Show that \(X=\{X_n:n\geq 0\}\) is a time homogeneous Markov chain, and prove that its transition probabilities are given by \[\begin{equation} P(X_{n+1}=j|X_n=i)=\exp(-\lambda)\sum_{r=0}^{\min\{i,j\}}\frac{i!}{(i-r)!r!(j-r)!}(1-q)^rq^{i-r}\lambda^{j-r} \tag{23.40} \end{equation}\]
- Show that the limiting probabilities for the number of particles in the chamber are given by \[\begin{equation} \lim_{n\to\infty}P(X_n=j)=\exp(-\lambda q^{-1})\frac{(\lambda q^{-1})^j}{j!},\quad j\in\{0,1,2,\cdots\} \tag{23.41} \end{equation}\]
Proof. For part (a), let \(Z_n\) denote the number of particles remained in the chamber at time \(t=n\), then we have \[\begin{equation} \begin{split} P(X_{n+1}=j|X_n=i)&=\sum_{r=0}^{\min\{i,j\}}P(X_{n+1}=j|Z_n=r,X_n=i)P(Z_n=r|X_n=i)\\ &=\sum_{r=0}^{\min\{i,j\}}P(Y_{n+1}=j-r)P(Z_n=r)\\ &=\sum_{r=0}^{\min\{i,j\}}\lambda^{j-r}\exp(-\lambda)\frac{i!}{(j-r)!r!(i-r)!}(1-q)^rq^{i-r}\\ &=\exp(-\lambda)\sum_{r=0}^{\min\{i,j\}}\frac{i!}{(i-r)!r!(j-r)!}(1-q)^rq^{i-r}\lambda^{j-r} \end{split} \tag{23.42} \end{equation}\] as we desried.

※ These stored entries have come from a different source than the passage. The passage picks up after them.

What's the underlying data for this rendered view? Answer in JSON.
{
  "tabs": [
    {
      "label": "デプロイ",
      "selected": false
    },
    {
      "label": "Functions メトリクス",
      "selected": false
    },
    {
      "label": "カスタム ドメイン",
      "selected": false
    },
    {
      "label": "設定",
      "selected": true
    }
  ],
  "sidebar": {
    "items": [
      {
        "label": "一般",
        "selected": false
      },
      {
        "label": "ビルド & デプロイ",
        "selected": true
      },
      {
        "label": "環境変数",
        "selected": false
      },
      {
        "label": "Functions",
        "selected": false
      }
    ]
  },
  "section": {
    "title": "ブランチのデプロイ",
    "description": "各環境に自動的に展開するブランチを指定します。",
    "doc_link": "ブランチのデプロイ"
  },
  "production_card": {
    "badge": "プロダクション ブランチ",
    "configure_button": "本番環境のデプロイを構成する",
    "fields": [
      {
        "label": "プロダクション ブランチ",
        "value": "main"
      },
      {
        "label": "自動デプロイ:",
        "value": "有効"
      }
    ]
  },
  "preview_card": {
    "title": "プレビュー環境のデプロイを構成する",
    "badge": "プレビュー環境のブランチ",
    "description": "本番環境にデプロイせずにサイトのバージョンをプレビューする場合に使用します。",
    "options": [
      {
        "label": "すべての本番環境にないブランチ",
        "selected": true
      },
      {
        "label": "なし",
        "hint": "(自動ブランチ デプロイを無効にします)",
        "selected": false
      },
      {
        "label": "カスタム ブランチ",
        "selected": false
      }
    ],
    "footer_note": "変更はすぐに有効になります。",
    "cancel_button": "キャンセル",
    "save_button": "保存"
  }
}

Since \(P(X_{n+1}=j|X_n=i)\) is a constant as a function of time \(t\), the Markov chain is time homogeneous.
For part (b), since \(X\) is a irreducible Markov chain, we only need to check (23.40) and (23.41) satisfies the detailed balance condition (Proposition 10.2). In fact, for any \(i,j\) \[\begin{equation} \begin{split} \pi_ip_{ij}&=\exp(-\lambda q^{-1})\frac{(\lambda q^{-1})^i}{i!}\exp(-\lambda)\sum_{r=0}^{\min\{i,j\}}\frac{i!}{(i-r)!r!(j-r)!}(1-q)^rq^{i-r}\lambda^{j-r}\\ &=\exp(-\lambda (q^{-1}+1))\sum_{r=0}^{\min\{i,j\}}\frac{(1-q)^rq^{-r}\lambda^{i+j-r}}{(i-r)!r!(j-r)!} \end{split} \tag{23.43} \end{equation}\]and similarly, \[\begin{equation} \begin{split} \pi_jp_{ji}&=\exp(-\lambda q^{-1})\frac{(\lambda q^{-1})^j}{j!}\exp(-\lambda)\sum_{r=0}^{\min\{i,j\}}\frac{j!}{(i-r)!r!(j-r)!}(1-q)^rq^{j-r}\lambda^{i-r}\\ &=\exp(-\lambda (q^{-1}+1))\sum_{r=0}^{\min\{i,j\}}\frac{(1-q)^rq^{-r}\lambda^{i+j-r}}{(i-r)!r!(j-r)!} \end{split} \tag{23.44} \end{equation}\] Thus, we have \(\pi_ip_{ij}=\pi_jp_{ji}\), (23.41) gives the stationary distribution. Since any state of \(X\) is non-null persistent, the stationary distribution is actually the limiting distribution.